谢绵绵的身影彻底消失在夜市外,不过半刻光景,两道身影先后自暗处走出。
药老拄着老藤药锄,一身素布衣衫沾着草屑,眉眼间是惯常的冷肃,俨然一副不问俗事的行医人模样。
而机关大师背着暗器布囊,脸绷得紧实,指尖无意识摩挲着腰间鲁班尺,周身透着几分拒人千里的凌厉。
二人皆是黑市独当一面的人物,此刻俱是冷脸,一副随时要人命的模样。
刚走近,药老便见鬼医捻着胡须,脸上得意劲儿藏都藏不住,眉梢眼角全是笑意,当即笑骂出声:“老鬼头,身上还挂着伤还这般嬉皮笑脸,自己炸自己还不够疼?”
鬼医也不恼,慢悠悠拍了拍腰间鼓鼓囊囊的锦袋。
手腕一翻,便将那袋金锭摆在石桌上。
金锭相撞发出清脆声响,金光晃得人眼晕。
药老与机关大师皆是一愣,脸上冷意瞬间褪去,满是惊讶。
不等二人开口,鬼医挑眉扬声,语气里的得意藏都藏不住:“惊着了?七七方才来过了。”
这话一出,药老手里的药锄都顿了顿,机关大师更是猛地攥紧了布囊,
二人对视一眼,皆是又急又气,异口同声追问道:“怎么就来晚了!?我明明比昨日还早了小半个时辰过来的!”

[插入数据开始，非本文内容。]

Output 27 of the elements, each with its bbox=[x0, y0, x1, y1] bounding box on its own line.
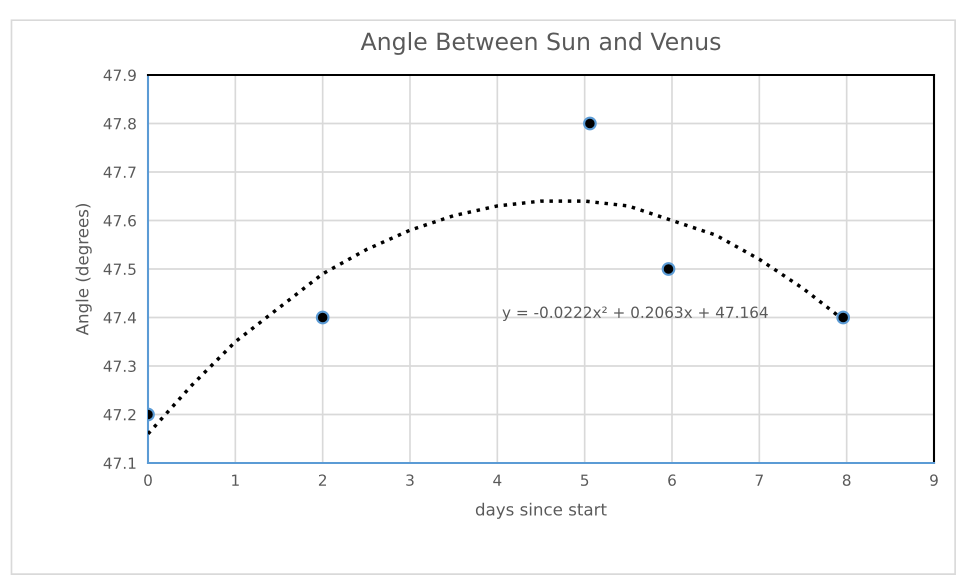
x-tick-label: 3 bbox=[406, 474, 414, 486]
point bbox=[583, 116, 597, 130]
x-tick-label: 8 bbox=[842, 474, 850, 486]
x-tick-label: 0 bbox=[144, 474, 152, 486]
x-tick-label: 7 bbox=[756, 474, 763, 486]
x-tick-label: 2 bbox=[318, 474, 326, 486]
x-tick-label: 1 bbox=[232, 474, 239, 486]
point bbox=[836, 310, 850, 324]
y-tick-label: 47.5 bbox=[104, 264, 136, 276]
annotation: y = -0.0222x² + 0.2063x + 47.164 bbox=[502, 306, 768, 322]
y-tick-label: 47.6 bbox=[104, 214, 136, 227]
y-tick-label: 47.1 bbox=[104, 458, 136, 469]
y-axis-title: Angle (degrees) bbox=[76, 204, 92, 336]
x-axis-title: days since start bbox=[476, 502, 607, 519]
y-tick-label: 47.2 bbox=[104, 408, 136, 420]
y-tick-label: 47.3 bbox=[104, 360, 136, 372]
y-tick-label: 47.8 bbox=[104, 118, 136, 130]
y-tick-label: 47.7 bbox=[104, 166, 136, 178]
y-tick-label: 47.9 bbox=[104, 69, 136, 82]
point bbox=[662, 262, 676, 276]
chart-title: Angle Between Sun and Venus bbox=[360, 32, 720, 55]
x-tick-label: 5 bbox=[580, 474, 588, 486]
x-tick-label: 4 bbox=[493, 474, 502, 486]
x-tick-label: 6 bbox=[668, 474, 676, 486]
y-tick-label: 47.4 bbox=[104, 312, 136, 324]
point bbox=[316, 310, 330, 324]
x-tick-label: 9 bbox=[930, 474, 938, 486]
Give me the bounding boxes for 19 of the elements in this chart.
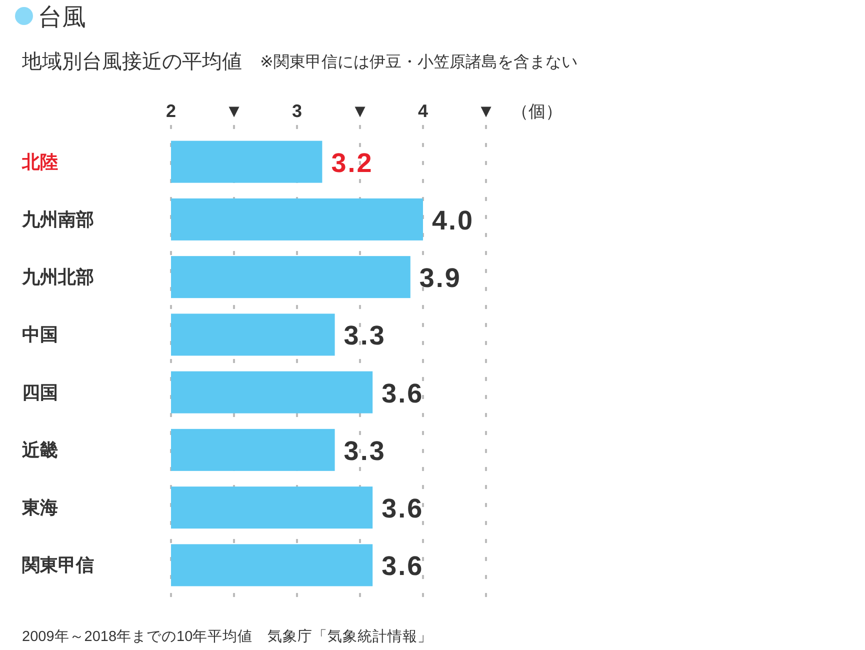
ytick: 九州北部: [22, 267, 94, 288]
ytick: 北陸: [22, 152, 58, 172]
ytick: 四国: [22, 382, 58, 402]
xtick: 2: [166, 101, 176, 121]
xlabel: （個）: [512, 102, 562, 121]
annotation: 2009年～2018年までの10年平均値 気象庁「気象統計情報」: [22, 629, 433, 645]
xtick: ▼: [351, 101, 369, 121]
ytick: 近畿: [22, 440, 58, 460]
xtick: 4: [418, 101, 428, 121]
ytick: 九州南部: [22, 209, 94, 230]
xtick: ▼: [225, 101, 243, 121]
xtick: ▼: [477, 101, 495, 121]
ytick: 東海: [22, 498, 58, 518]
ytick: 中国: [22, 324, 58, 345]
ytick: 関東甲信: [22, 555, 94, 576]
annotation: ※関東甲信には伊豆・小笠原諸島を含まない: [260, 54, 578, 71]
title: 台風: [38, 4, 86, 31]
subtitle: 地域別台風接近の平均値: [22, 51, 242, 73]
xtick: 3: [292, 101, 302, 121]
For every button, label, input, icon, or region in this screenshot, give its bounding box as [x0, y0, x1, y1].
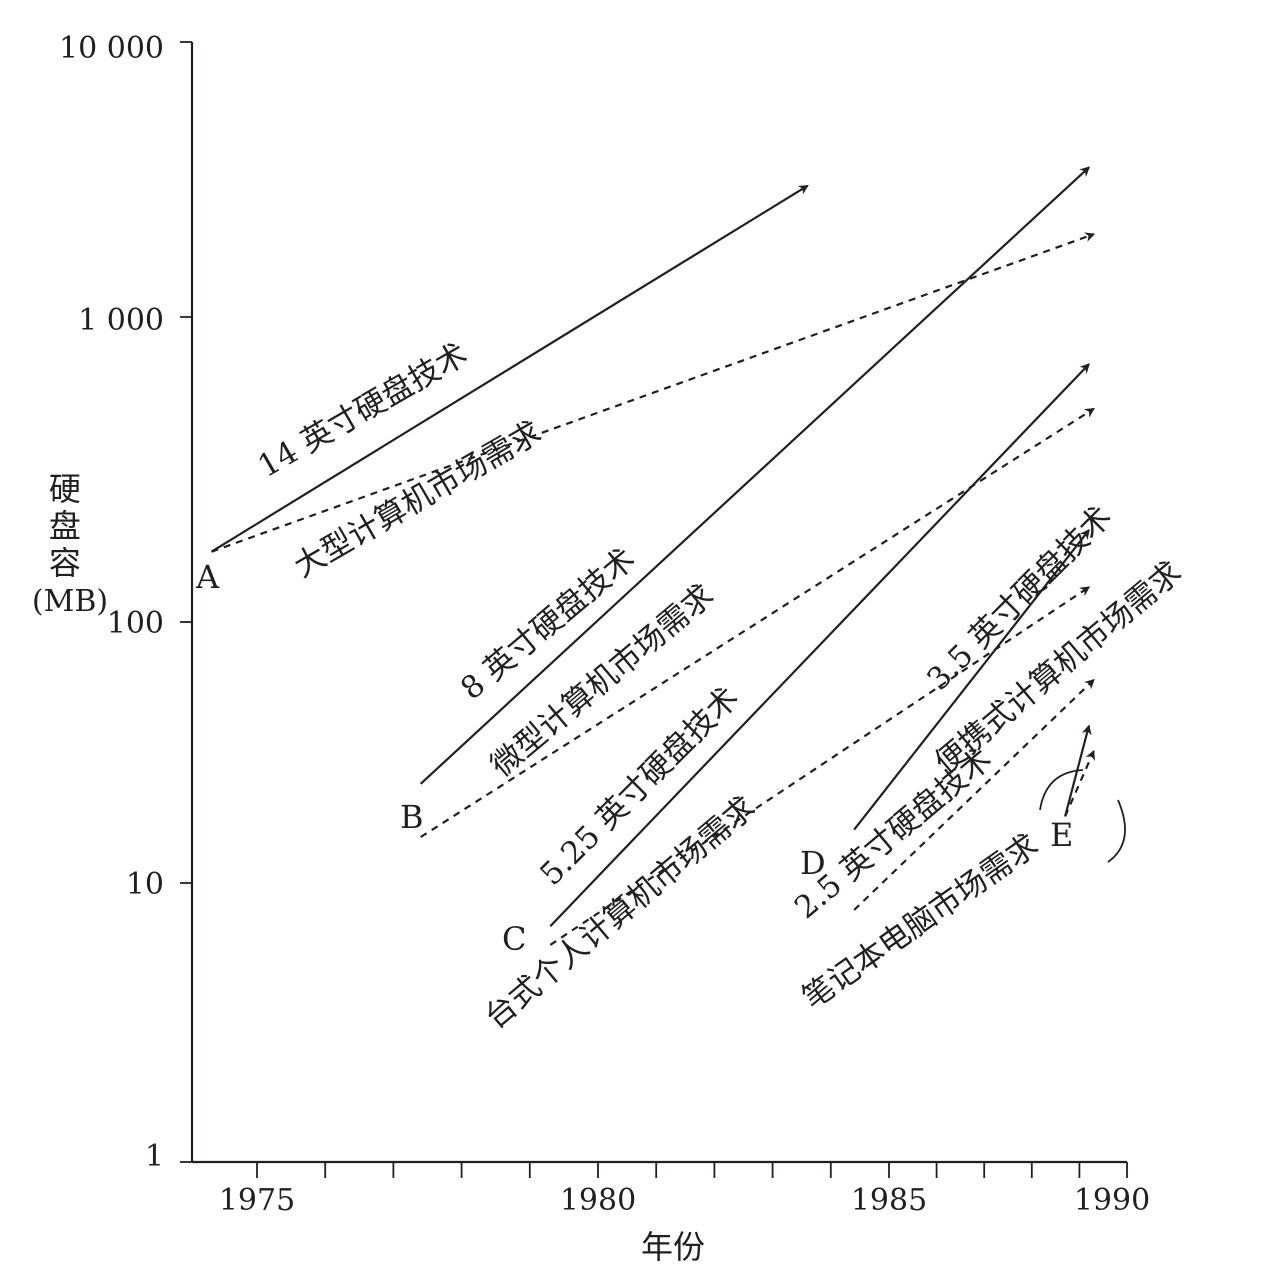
y-tick-label-10: 10 — [126, 867, 164, 902]
point-label-d: D — [800, 844, 826, 882]
y-tick-label-1: 1 — [145, 1139, 164, 1174]
bracket-right-curve — [1107, 799, 1126, 863]
y-axis-title-char: 容 — [49, 544, 81, 582]
series-line-5-demand — [549, 586, 1091, 946]
point-label-b: B — [400, 798, 424, 836]
series-line-0-technology — [210, 184, 809, 553]
y-tick-label-10000: 10 000 — [59, 31, 164, 66]
bracket-left-curve — [1039, 769, 1084, 811]
x-tick-label-1980: 1980 — [560, 1183, 636, 1218]
x-tick-label-1985: 1985 — [851, 1183, 927, 1218]
y-tick-label-1000: 1 000 — [78, 303, 164, 338]
x-ticks — [256, 1162, 1128, 1178]
series-label-3in-tech: 3.5 英寸硬盘技术 — [920, 499, 1119, 698]
point-label-c: C — [502, 920, 526, 958]
series-line-3-demand — [420, 407, 1095, 838]
x-tick-label-1990: 1990 — [1074, 1183, 1150, 1218]
series-line-6-technology — [853, 529, 1090, 831]
x-tick-label-1975: 1975 — [219, 1183, 295, 1218]
series-line-1-demand — [211, 232, 1096, 553]
y-ticks — [180, 41, 192, 1163]
y-tick-label-100: 100 — [107, 606, 164, 641]
series-line-4-technology — [549, 363, 1090, 927]
y-axis-title-char: 盘 — [49, 507, 81, 545]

懊悔像潮水般涌上心头,药老忍不住杵着药锄,花白的胡子都气歪了:“早知道这丫头今儿来,我就该提前守在这儿!”
机关大师更是连拍大腿,心疼得直咧嘴:“我那新做的袖箭还没给她看呢,特意按她说的改良了机关!”
二人冷着脸嘀咕半晌,越想越懊恼,看向鬼医的眼神满是艳羡与不甘。
没过多久,账房先生、百晓生等几位黑市大佬也陆续赶来,个个皆是冷脸肃穆的非生意人模样。
他们一进黑市便习惯性地打量四周,再去自己的摊位上。
见药老与机关大师唉声叹气,鬼医却笑得春风得意,账房先生难掩好奇,率先发问:“老鬼,何事这般高兴?又坑到谁了……”
话未说完,便见鬼医掂了掂桌上的金锭,慢悠悠道:“七七刚走,给咱们带了孝敬,还说了日后再来。”
几位大佬瞬间僵在原地,脸上的冷肃瞬间崩塌,取而代之的是满脸的急与气。
百晓生把手中的书一丢,“怎么偏偏来晚了!我还攒了好些朝堂秘闻要讲给她听!”